Important Additional Information Has Been and Will be Filed with the SEC
A registration statement on Form S-4 has been filed with the SEC, which includes the Joint Proxy Statement of Eaton and Cooper that also constitutes a Prospectus of Eaton Corporation plc(1). The registration statement was declared effective on September 7, 2012. Eaton and Cooper have commenced sending to their respective shareholders (and to Cooper equity award holders for information only) the definitive Joint Proxy Statement/Prospectus (including the Scheme) in connection with the transaction.Investors and shareholders are urged to read the definitive Joint Proxy Statement/Prospectus (including the Scheme) and other relevant documents filed or to be filed with the SEC carefully because they contain or will contain important information about Eaton, Cooper, Eaton Corporation plc, the transaction and related matters.Investors and security holders may obtain free copies of the definitive Joint Proxy Statement/Prospectus (including the Scheme) and other documents filed with the SEC by EatonCorporation plc, Eaton and Cooper through the website maintained
by the SEC at www.sec.gov. In addition, investors and shareholders may obtain free copies of the definitive Joint Proxy Statement/Prospectus (including the Scheme) and other documents filed by Eaton and Eaton Corporation plc with the SEC by contacting Eaton Investor Relations at Eaton Corporation, 1111 Superior Avenue, Cleveland, Ohio 44114 or by calling (888) 328-6647, and may obtain free copies of the definitive Joint Proxy Statement/Prospectus (including the Scheme) and other documents filed by Cooper by contacting Cooper Investor Relations at c/o Cooper US, Inc., P.O. Box 4466, Houston, Texas 77210 or by calling (713) 209-8400.

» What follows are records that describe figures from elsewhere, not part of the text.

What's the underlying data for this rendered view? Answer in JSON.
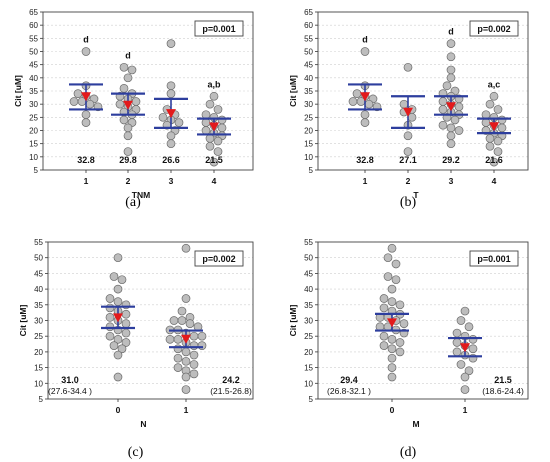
{
  "colors": {
    "point_fill": "#bdbdbd",
    "point_stroke": "#6b6b6b",
    "bar": "#2d3e9e",
    "mean": "#e31a1c",
    "grid": "#cfcfcf"
  },
  "chart_data": [
    {
      "type": "scatter",
      "panel_label": "(a)",
      "xlabel": "TNM",
      "ylabel": "Cit [uM]",
      "ylim": [
        5,
        65
      ],
      "yticks": [
        5,
        10,
        15,
        20,
        25,
        30,
        35,
        40,
        45,
        50,
        55,
        60,
        65
      ],
      "grid": true,
      "p_value": "p=0.001",
      "groups": [
        {
          "category": "1",
          "points": [
            50,
            37,
            34,
            33,
            32,
            31,
            31,
            30,
            29,
            26,
            23
          ],
          "mean": 33,
          "ci": [
            28,
            37.5
          ],
          "median_label": "32.8",
          "annotation": "d"
        },
        {
          "category": "2",
          "points": [
            44,
            43,
            40,
            36,
            34,
            33,
            32,
            31,
            30,
            29,
            28,
            27,
            26,
            24,
            23,
            21,
            18,
            12
          ],
          "mean": 29.8,
          "ci": [
            26,
            34
          ],
          "median_label": "29.8",
          "annotation": "d"
        },
        {
          "category": "3",
          "points": [
            53,
            37,
            34,
            28,
            26,
            25,
            24,
            23,
            22,
            20,
            18,
            15
          ],
          "mean": 26.6,
          "ci": [
            21,
            32
          ],
          "median_label": "26.6",
          "annotation": ""
        },
        {
          "category": "4",
          "points": [
            33,
            30,
            28,
            26,
            25,
            24,
            23,
            22,
            21,
            20,
            19,
            18,
            17,
            16,
            14,
            12,
            8
          ],
          "mean": 21.5,
          "ci": [
            18.5,
            24.5
          ],
          "median_label": "21.5",
          "annotation": "a,b"
        }
      ]
    },
    {
      "type": "scatter",
      "panel_label": "(b)",
      "xlabel": "T",
      "ylabel": "Cit [uM]",
      "ylim": [
        5,
        65
      ],
      "yticks": [
        5,
        10,
        15,
        20,
        25,
        30,
        35,
        40,
        45,
        50,
        55,
        60,
        65
      ],
      "grid": true,
      "p_value": "p=0.002",
      "groups": [
        {
          "category": "1",
          "points": [
            50,
            37,
            34,
            33,
            32,
            31,
            31,
            30,
            29,
            26,
            23
          ],
          "mean": 33,
          "ci": [
            28,
            37.5
          ],
          "median_label": "32.8",
          "annotation": "d"
        },
        {
          "category": "2",
          "points": [
            44,
            30,
            28,
            27,
            25,
            22,
            18,
            12
          ],
          "mean": 27.1,
          "ci": [
            21,
            33
          ],
          "median_label": "27.1",
          "annotation": ""
        },
        {
          "category": "3",
          "points": [
            53,
            48,
            43,
            40,
            37,
            35,
            34,
            33,
            32,
            31,
            30,
            29,
            28,
            27,
            26,
            25,
            24,
            22,
            21,
            20,
            18,
            15
          ],
          "mean": 29.2,
          "ci": [
            26,
            33
          ],
          "median_label": "29.2",
          "annotation": "d"
        },
        {
          "category": "4",
          "points": [
            33,
            30,
            28,
            26,
            25,
            24,
            23,
            22,
            21,
            20,
            19,
            18,
            17,
            16,
            14,
            12,
            8
          ],
          "mean": 21.6,
          "ci": [
            19,
            24.5
          ],
          "median_label": "21.6",
          "annotation": "a,c"
        }
      ]
    },
    {
      "type": "scatter",
      "panel_label": "(c)",
      "xlabel": "N",
      "ylabel": "Cit [uM]",
      "ylim": [
        5,
        55
      ],
      "yticks": [
        5,
        10,
        15,
        20,
        25,
        30,
        35,
        40,
        45,
        50,
        55
      ],
      "grid": true,
      "p_value": "p=0.002",
      "groups": [
        {
          "category": "0",
          "points": [
            50,
            44,
            43,
            40,
            37,
            36,
            35,
            34,
            33,
            32,
            31,
            30,
            29,
            28,
            27,
            26,
            25,
            24,
            23,
            22,
            21,
            19,
            12
          ],
          "mean": 31,
          "ci": [
            27.6,
            34.4
          ],
          "median_label": "31.0",
          "ci_label": "(27.6-34.4 )",
          "annotation": ""
        },
        {
          "category": "1",
          "points": [
            53,
            37,
            33,
            31,
            30,
            30,
            29,
            28,
            27,
            27,
            26,
            25,
            25,
            24,
            24,
            23,
            22,
            22,
            21,
            20,
            19,
            18,
            17,
            16,
            15,
            14,
            13,
            12,
            8
          ],
          "mean": 24.2,
          "ci": [
            21.5,
            26.8
          ],
          "median_label": "24.2",
          "ci_label": "(21.5-26.8)",
          "annotation": ""
        }
      ]
    },
    {
      "type": "scatter",
      "panel_label": "(d)",
      "xlabel": "M",
      "ylabel": "Cit [uM]",
      "ylim": [
        5,
        55
      ],
      "yticks": [
        5,
        10,
        15,
        20,
        25,
        30,
        35,
        40,
        45,
        50,
        55
      ],
      "grid": true,
      "p_value": "p=0.001",
      "groups": [
        {
          "category": "0",
          "points": [
            53,
            50,
            48,
            44,
            43,
            40,
            37,
            36,
            35,
            34,
            33,
            32,
            31,
            31,
            30,
            29,
            28,
            28,
            27,
            26,
            25,
            24,
            23,
            22,
            21,
            20,
            18,
            15,
            12
          ],
          "mean": 29.4,
          "ci": [
            26.8,
            32.1
          ],
          "median_label": "29.4",
          "ci_label": "(26.8-32.1 )",
          "annotation": ""
        },
        {
          "category": "1",
          "points": [
            33,
            30,
            28,
            26,
            25,
            24,
            23,
            22,
            21,
            20,
            19,
            18,
            16,
            14,
            12,
            8
          ],
          "mean": 21.5,
          "ci": [
            18.6,
            24.4
          ],
          "median_label": "21.5",
          "ci_label": "(18.6-24.4)",
          "annotation": ""
        }
      ]
    }
  ]
}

(1) | Currently named Eaton Corporation Limited but expected to be re-registered as Eaton Corporation plc prior to the consummation of the transaction. |
Statement Required by the Takeover Rules
The directors of Cooper accept responsibility for the information contained in this announcement relating to Cooper and its Associates and the directors of Cooper and members of their immediate families, related trusts and persons connected with them. To the best of the knowledge and belief of the directors of Cooper (who have taken all reasonable care to ensure such is the case), the information contained in this announcement for which they accept responsibility is in accordance with the facts and does not omit anything likely to affect the import of such information.
The holder of 1% or more of any relevant securities in the Company may from the date of this announcement have disclosure obligations under Rule 8.3 of the Irish Takeover Panel Act, 1997, Takeover Rules 2007 (as amended).

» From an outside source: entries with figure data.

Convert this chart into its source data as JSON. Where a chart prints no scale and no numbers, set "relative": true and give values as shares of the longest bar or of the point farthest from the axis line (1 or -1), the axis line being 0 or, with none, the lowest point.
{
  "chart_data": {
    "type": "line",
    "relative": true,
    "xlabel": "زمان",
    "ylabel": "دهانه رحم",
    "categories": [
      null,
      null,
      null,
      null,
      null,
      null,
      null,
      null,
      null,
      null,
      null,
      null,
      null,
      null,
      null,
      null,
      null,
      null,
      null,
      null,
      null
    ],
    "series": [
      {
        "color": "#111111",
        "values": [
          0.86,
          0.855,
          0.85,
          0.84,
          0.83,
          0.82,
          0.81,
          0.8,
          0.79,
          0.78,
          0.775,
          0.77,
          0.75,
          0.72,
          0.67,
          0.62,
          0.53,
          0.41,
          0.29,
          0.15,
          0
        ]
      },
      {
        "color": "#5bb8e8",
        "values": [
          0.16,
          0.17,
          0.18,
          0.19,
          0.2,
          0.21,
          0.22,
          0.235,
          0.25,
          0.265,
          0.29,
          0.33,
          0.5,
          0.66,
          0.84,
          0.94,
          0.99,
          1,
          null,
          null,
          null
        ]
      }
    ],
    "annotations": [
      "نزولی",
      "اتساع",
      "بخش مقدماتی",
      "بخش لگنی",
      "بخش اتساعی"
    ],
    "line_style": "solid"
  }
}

Goldman Sachs is acting exclusively for Cooper and no one else in connection with the Acquisition and will not be responsible to anyone other than Cooper for providing the protections afforded to clients of Goldman Sachs or for providing advice in relation to the Acquisition, the contents of this announcement or any transaction or arrangement referred to herein.
NOT FOR RELEASE, PUBLICATION OR DISTRIBUTION (DIRECTLY OR INDIRECTLY) IN WHOLE OR IN PART, IN OR INTO ANY JURISDICTION WHERE THIS WOULD CONSTITUTE A VIOLATION OF THE RELEVANT LAWS OF SUCH JURISDICTION.